Well you can. In fact, there is an old joke, that Lawyers love homemade Wills because lawyers make so much more money after your death, when things go wrong!

It amazes us that some people don’t want to pay a relatively modest amount to engage a lawyer to prepare their Will, and yet will pay their accountant perhaps thousands of dollars every single year to assist with their financial affairs.

If you do decide to draft your own Will, you must accept that you are taking a risk. We practice exclusively in the area of Wills and Estates and this means we frequently see the sometimes-disastrous results from homemade Wills.These can be caused by technical problems, when the will drafter has not appreciated the importance of various Will-drafting conventions, through to errors made at the time of execution of the Wills.
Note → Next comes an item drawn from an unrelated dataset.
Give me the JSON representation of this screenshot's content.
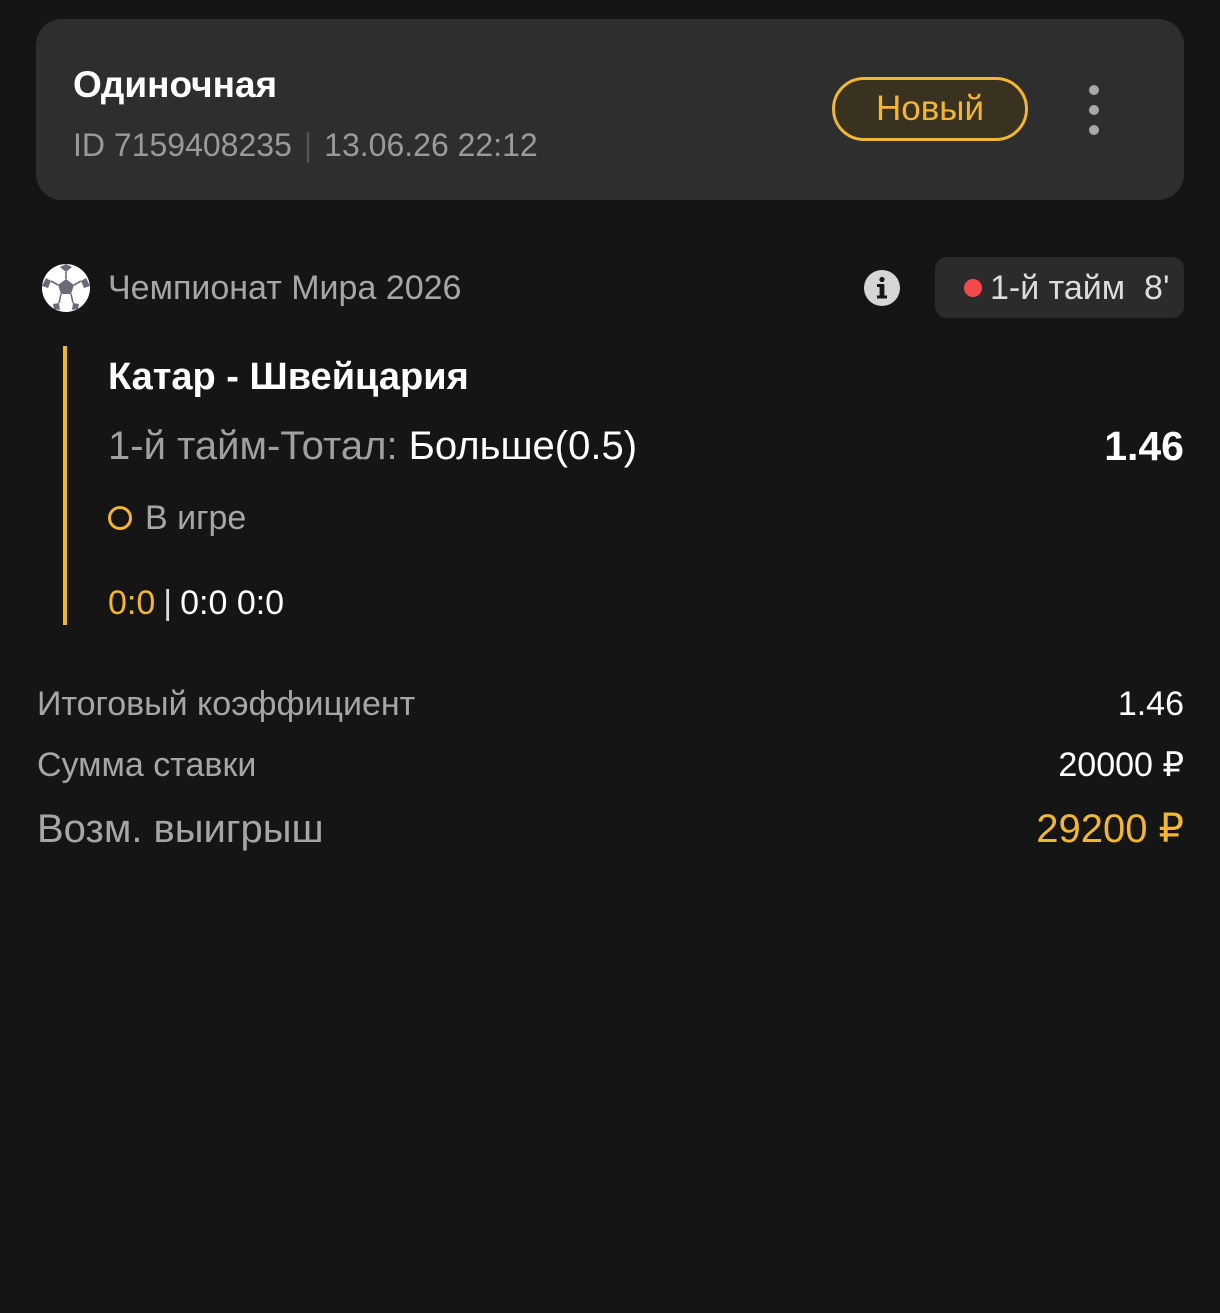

It is frustrating for us, because these difficulties could so easily have been avoided if a competent Wills lawyer had been consulted in the first place. As a result, thousands of dollars of estate funds are spent in legal fees and inevitably there is a very long and stressful delay in distributing the assets.

We both have enjoyed many years’ experience in an interesting but rather technical area of the law is. Making a Will is a very personal (and sometimes emotional) process and at times a difficult task for people to face.

However, we take pride in our ability to make the process as painless as possible. We love seeing the relief our clients feel when they have their affairs in order.